CCPA’s Impact on Third Parties
The CCPA sets forth categories of third parties, referred to as “third-party vendors” and “service providers.” A service provider is a person or entity that processes personal information on behalf of a business. If the business discloses a consumer’s personal information to a party, the contract governing the party’s use of personal information must prohibit the person from: (1) selling the personal information; (2) retaining, using, or disclosing the personal information for a purpose other than for performing the services specified in the contract; and (3) retaining, using, or disclosing the information outside of the direct business relationship between the person and the business. The third party receiving a consumer’s personal information must certify their understanding of the aforementioned requirements and willingness to comply with them.
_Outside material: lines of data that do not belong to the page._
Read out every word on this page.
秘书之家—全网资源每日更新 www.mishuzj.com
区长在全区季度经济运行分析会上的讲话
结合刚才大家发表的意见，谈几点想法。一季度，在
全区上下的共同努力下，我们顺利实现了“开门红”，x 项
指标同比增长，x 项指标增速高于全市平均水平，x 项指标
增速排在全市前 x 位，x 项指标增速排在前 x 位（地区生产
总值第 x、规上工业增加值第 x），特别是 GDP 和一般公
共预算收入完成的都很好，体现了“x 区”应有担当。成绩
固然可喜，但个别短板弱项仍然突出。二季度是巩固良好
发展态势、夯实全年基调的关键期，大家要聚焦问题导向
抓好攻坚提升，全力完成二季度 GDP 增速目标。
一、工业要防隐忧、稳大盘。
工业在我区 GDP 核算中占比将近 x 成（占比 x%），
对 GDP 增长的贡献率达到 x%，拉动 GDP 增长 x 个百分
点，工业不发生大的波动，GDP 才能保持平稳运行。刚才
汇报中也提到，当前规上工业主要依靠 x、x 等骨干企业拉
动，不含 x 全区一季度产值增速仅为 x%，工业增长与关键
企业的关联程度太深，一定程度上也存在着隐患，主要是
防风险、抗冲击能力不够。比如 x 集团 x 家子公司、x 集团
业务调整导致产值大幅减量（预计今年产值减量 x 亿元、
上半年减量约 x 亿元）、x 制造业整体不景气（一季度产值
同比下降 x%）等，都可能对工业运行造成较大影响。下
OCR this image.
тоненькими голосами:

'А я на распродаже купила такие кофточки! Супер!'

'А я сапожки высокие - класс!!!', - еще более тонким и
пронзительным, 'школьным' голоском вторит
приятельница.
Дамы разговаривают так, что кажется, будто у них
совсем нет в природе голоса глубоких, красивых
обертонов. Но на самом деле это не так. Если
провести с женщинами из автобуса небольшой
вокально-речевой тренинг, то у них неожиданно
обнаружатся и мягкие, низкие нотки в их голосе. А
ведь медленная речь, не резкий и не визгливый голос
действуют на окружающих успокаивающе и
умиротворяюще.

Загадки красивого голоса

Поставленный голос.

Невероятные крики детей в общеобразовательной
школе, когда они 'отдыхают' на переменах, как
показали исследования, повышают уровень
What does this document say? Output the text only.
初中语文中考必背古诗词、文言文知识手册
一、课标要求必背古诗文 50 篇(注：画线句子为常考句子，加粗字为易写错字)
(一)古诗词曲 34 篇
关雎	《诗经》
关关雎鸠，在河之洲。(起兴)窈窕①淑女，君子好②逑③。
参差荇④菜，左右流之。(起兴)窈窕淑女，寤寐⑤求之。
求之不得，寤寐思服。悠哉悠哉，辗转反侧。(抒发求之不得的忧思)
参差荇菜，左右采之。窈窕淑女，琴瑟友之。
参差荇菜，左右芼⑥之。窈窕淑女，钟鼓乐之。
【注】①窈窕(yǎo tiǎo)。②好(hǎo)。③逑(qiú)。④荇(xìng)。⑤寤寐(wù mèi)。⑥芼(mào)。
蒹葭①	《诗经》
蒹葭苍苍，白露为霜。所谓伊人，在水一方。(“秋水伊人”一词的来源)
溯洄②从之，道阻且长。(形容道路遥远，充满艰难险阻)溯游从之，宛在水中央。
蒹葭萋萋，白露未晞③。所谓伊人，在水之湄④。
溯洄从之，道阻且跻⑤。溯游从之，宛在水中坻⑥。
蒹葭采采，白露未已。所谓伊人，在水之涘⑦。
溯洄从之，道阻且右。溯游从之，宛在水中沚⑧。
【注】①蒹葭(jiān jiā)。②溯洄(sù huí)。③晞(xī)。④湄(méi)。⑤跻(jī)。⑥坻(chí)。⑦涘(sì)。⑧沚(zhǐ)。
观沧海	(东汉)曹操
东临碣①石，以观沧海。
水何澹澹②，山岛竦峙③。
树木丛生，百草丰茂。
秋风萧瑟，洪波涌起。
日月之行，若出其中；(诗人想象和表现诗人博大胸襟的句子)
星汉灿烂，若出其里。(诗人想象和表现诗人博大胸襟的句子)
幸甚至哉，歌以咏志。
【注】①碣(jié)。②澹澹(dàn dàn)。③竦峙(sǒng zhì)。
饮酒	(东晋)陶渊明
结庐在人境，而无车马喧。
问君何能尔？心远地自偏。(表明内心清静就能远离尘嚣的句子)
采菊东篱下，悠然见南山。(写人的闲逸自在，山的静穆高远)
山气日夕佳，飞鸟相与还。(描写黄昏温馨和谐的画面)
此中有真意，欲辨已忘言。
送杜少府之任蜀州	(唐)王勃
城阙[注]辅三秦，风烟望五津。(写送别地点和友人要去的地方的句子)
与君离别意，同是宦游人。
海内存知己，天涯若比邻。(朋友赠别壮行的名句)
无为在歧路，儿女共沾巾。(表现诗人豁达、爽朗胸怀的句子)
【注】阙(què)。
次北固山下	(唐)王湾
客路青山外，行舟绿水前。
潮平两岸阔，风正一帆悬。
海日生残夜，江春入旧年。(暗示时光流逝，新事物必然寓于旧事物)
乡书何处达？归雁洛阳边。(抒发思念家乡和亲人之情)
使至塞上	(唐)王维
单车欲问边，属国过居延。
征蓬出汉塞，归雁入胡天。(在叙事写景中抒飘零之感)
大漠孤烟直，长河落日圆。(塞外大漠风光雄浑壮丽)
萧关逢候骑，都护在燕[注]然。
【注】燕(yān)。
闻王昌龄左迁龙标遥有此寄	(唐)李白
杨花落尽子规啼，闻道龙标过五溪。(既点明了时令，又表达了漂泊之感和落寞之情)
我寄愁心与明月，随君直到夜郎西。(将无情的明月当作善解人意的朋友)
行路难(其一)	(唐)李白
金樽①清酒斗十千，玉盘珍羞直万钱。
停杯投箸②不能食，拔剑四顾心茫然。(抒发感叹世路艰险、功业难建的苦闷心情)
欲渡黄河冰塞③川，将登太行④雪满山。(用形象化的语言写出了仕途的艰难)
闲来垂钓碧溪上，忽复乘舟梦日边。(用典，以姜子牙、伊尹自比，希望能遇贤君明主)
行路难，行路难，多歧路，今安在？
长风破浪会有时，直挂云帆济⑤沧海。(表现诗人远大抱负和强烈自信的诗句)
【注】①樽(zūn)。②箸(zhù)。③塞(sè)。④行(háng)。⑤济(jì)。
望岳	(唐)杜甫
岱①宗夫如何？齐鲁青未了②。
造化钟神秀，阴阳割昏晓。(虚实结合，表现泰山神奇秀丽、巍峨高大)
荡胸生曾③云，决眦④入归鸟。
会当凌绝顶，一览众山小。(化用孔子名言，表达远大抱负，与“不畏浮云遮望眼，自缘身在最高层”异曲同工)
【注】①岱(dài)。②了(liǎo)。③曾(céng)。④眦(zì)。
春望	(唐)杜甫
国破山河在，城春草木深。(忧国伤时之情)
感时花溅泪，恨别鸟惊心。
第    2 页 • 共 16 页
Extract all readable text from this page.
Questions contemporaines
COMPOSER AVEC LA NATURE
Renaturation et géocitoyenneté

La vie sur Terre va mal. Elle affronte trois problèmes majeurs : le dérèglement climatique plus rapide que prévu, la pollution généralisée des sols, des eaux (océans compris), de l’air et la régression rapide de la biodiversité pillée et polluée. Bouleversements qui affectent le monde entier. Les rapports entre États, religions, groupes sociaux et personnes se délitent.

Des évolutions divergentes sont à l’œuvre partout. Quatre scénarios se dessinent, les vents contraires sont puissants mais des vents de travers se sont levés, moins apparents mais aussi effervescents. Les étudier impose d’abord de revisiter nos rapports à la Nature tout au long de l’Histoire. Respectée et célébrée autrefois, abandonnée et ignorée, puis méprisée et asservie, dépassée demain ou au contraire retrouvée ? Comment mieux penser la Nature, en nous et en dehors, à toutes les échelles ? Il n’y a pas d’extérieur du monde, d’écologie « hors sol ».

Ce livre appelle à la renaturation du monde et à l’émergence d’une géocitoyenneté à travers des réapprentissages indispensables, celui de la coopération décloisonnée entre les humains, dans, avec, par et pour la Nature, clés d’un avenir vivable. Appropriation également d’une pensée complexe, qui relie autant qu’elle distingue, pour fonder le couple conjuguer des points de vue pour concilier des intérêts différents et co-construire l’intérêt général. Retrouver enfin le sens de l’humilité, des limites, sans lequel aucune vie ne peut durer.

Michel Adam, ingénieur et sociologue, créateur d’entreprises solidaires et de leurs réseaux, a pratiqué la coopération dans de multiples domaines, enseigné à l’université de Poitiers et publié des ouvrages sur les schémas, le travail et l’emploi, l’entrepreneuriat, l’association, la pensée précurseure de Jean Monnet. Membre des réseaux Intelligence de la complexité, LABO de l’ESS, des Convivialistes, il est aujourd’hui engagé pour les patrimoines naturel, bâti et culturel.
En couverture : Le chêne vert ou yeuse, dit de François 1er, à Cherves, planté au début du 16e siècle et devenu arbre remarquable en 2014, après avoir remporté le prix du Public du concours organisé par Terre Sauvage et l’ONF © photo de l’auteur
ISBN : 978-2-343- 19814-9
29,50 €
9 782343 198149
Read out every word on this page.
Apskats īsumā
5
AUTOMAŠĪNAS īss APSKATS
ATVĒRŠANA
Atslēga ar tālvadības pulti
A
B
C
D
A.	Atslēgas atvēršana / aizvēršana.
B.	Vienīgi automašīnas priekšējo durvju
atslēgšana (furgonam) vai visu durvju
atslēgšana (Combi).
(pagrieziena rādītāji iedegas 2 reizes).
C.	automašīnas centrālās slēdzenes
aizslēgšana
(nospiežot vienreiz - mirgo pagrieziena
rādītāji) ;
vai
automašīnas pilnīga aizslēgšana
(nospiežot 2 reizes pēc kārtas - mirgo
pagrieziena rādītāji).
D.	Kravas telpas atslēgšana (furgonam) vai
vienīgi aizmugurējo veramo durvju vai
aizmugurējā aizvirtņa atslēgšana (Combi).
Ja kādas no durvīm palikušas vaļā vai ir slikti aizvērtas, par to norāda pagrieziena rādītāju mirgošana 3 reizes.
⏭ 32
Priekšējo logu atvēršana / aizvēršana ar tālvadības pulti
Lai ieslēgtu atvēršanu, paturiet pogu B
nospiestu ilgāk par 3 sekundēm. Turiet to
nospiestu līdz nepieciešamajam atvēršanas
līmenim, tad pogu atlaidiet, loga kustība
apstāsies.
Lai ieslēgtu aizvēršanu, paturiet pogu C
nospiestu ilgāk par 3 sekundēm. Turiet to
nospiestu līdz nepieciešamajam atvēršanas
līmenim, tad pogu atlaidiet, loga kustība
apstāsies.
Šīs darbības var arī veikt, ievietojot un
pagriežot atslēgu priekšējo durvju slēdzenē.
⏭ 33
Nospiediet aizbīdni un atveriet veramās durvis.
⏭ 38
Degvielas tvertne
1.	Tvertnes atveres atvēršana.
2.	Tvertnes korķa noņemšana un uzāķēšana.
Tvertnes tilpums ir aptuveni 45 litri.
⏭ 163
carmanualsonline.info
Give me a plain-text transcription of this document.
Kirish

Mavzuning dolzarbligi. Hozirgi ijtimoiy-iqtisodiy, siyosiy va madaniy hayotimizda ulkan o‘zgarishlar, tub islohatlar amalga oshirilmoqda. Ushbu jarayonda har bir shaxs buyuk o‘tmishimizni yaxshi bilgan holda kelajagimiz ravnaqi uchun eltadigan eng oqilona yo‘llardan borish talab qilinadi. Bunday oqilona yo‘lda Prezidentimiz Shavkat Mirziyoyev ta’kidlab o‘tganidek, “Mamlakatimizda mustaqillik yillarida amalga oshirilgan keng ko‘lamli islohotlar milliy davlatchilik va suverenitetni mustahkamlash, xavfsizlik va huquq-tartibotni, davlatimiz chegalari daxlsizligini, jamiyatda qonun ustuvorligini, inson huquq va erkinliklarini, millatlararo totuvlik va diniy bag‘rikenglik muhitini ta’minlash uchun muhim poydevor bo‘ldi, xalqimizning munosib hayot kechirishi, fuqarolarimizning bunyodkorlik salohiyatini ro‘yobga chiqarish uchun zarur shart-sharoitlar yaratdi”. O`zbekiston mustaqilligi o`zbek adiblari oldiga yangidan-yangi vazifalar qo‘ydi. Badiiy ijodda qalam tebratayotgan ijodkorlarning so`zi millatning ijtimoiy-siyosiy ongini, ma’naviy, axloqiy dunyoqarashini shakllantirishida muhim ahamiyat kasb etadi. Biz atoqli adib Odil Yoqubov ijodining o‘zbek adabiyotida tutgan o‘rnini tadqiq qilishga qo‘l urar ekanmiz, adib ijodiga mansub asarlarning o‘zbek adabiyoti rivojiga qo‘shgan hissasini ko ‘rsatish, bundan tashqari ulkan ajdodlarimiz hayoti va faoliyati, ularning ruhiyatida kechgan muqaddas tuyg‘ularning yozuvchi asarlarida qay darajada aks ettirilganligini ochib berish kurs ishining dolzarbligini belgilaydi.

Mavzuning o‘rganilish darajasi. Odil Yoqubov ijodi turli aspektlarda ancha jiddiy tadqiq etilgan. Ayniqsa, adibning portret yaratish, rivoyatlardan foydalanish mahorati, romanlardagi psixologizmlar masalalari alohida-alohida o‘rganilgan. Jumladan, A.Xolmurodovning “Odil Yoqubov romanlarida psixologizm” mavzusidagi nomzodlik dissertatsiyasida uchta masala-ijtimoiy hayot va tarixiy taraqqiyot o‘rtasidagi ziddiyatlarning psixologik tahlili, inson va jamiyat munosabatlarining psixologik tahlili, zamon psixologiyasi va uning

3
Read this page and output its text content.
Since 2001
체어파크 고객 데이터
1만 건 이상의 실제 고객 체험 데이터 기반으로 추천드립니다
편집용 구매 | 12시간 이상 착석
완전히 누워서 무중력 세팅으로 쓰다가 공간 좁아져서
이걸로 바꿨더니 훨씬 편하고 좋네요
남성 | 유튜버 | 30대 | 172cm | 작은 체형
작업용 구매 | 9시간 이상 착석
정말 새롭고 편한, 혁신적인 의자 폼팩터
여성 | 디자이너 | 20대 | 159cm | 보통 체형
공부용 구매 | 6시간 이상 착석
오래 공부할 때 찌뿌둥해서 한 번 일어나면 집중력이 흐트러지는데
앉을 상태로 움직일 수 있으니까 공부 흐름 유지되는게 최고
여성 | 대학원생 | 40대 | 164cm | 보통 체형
The CPRA’s Impact on Third Parties
In addition to the two categories of third parties set forth in the CCPA, the CPRA (which passed in November 2020 and will become fully operative on January 1, 2023) added “contractor” to the list of entities. The CPRA defines a contractor as a third party to whom a business makes consumer’s personal information available for a business purpose. Contractors are still required to enter into a written contract and meet the requirements set forth under the CCPA relating to the protection of consumers’ personal information.
The Importance of CCPA- and CPRA-Compliant Contractual Language
Both the CCPA and CPRA set forth various necessary parameters for language used in contracts between businesses and third parties. For example, the CCPA requires that contracts state that a service provider (1) cannot sell personal information or disclose it for any purpose other than the specific contractual purchase; (2) cannot collect, sell, or use the consumer’s personal information except as necessary to perform the business purpose; and (3) certifies that it understands the restrictions of being a service provider and will comply with them. Companies subject to these laws must ensure that they are in compliance by meeting the detailed language set forth in the CCPA and CPRA.
What You Should Do Now
Due to the recent increase in cyber threats, it is more important than ever for businesses to minimize security risks when interacting with third parties and ensure that they are compliant with the CCPA and CPRA’s requirements when working with third parties. Businesses should be aware of the evolving cyber threats that their network may be at risk for and train employees on preventative measures relating to the business’s interactions with outside entities.